An important point to make is that we saw stable disease in 43% of our patients, so the clinical benefit rate was high. For patients with an unmet need, this is an exciting new therapy that we can offer them.
There are a few other trials that are ongoing, like MARIPOSA [NCT04487080] and MARIPOSA-2 [NCT04988295] which are looking at amivantamab and lazertinib and amivantamab, lazertinib, and chemotherapy combination, respectively, in the front-line [setting].

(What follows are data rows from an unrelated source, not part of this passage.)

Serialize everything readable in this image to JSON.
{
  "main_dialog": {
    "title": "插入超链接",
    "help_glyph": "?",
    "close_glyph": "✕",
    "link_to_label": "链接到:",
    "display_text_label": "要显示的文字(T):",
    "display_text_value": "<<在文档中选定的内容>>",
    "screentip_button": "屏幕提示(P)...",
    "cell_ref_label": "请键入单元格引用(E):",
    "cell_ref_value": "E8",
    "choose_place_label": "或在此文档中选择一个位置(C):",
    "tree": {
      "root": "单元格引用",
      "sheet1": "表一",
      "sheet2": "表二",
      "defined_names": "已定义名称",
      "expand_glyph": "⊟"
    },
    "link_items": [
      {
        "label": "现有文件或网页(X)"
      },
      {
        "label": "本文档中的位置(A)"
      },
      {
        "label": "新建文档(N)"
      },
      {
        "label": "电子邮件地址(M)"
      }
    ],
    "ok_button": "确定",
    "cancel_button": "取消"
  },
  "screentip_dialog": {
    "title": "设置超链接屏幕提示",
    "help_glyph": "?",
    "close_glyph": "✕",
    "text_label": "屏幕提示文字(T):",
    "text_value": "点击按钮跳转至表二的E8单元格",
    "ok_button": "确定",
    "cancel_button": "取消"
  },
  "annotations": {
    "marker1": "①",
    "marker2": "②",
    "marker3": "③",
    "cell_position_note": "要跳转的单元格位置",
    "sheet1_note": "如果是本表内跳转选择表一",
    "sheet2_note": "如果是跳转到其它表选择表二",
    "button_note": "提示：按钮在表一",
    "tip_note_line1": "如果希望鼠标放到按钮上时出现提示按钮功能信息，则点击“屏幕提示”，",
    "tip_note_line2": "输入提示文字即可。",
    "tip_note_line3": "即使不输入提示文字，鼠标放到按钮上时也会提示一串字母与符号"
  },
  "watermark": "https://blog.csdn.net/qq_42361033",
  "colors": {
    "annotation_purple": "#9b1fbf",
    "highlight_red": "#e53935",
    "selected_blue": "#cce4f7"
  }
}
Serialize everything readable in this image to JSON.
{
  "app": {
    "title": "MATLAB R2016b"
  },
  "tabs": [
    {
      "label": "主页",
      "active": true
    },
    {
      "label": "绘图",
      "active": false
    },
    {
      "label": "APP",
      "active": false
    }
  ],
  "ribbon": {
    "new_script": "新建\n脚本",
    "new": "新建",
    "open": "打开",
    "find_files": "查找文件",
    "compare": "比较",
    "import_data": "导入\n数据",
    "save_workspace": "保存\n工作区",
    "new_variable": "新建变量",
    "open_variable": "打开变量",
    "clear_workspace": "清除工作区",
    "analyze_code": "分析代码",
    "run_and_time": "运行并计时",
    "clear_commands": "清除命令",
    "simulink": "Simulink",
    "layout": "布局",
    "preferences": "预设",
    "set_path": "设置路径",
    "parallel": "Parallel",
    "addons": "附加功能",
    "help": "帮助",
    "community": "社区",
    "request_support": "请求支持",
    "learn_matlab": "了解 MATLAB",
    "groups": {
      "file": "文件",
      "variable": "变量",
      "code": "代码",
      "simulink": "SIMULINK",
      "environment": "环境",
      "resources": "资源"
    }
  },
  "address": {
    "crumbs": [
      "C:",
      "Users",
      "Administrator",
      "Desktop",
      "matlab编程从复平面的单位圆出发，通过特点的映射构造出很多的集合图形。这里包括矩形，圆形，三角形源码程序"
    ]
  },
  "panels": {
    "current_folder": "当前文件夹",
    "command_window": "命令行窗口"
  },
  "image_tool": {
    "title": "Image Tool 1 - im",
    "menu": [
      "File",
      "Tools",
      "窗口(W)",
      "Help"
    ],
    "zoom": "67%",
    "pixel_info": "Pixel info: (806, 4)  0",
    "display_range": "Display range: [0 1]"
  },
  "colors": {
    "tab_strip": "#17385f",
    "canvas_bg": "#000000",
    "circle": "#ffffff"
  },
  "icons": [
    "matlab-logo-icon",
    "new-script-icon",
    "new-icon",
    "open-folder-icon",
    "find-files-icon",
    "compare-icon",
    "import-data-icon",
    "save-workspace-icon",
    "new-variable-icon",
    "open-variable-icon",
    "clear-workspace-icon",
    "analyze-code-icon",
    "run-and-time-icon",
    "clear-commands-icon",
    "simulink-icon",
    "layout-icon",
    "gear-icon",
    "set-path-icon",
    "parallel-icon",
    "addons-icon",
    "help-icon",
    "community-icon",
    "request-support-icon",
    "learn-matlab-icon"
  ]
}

My take home is that this regimen of amivantamab plus lazertinib is active. We’re clearly seeing responses in patients who have progressed on chemotherapy and osimertinib in the past. Not only are we seeing responses, but the responses are durable and the drugs are safe and tolerable overall. It gives us another option for our patients which is what all of us are trying to do.
The other interesting thing is that this was in a heavily pretreated patient population. We had 2 sets of patients. One was just pretreated with osimertinib and chemotherapy only and then the other was a more heavily pretreated patient population. Some of those patients had up to 14 lines of prior therapy, showing that we can still get a good response rate in patients who have been heavily pretreated. This is a chemotherapy-free regimen which a lot of our patients are looking for. The last thing is that we did all this without biomarker selection. We didn’t need a particular biomarker to see a response. For future studies, we’re still examining what biomarkers may be the best but for now, we’re seeing responses in patients with EGFR- and MET-based mechanisms of resistance and other unknown mechanisms of resistance, but there’s no clear biomarker yet.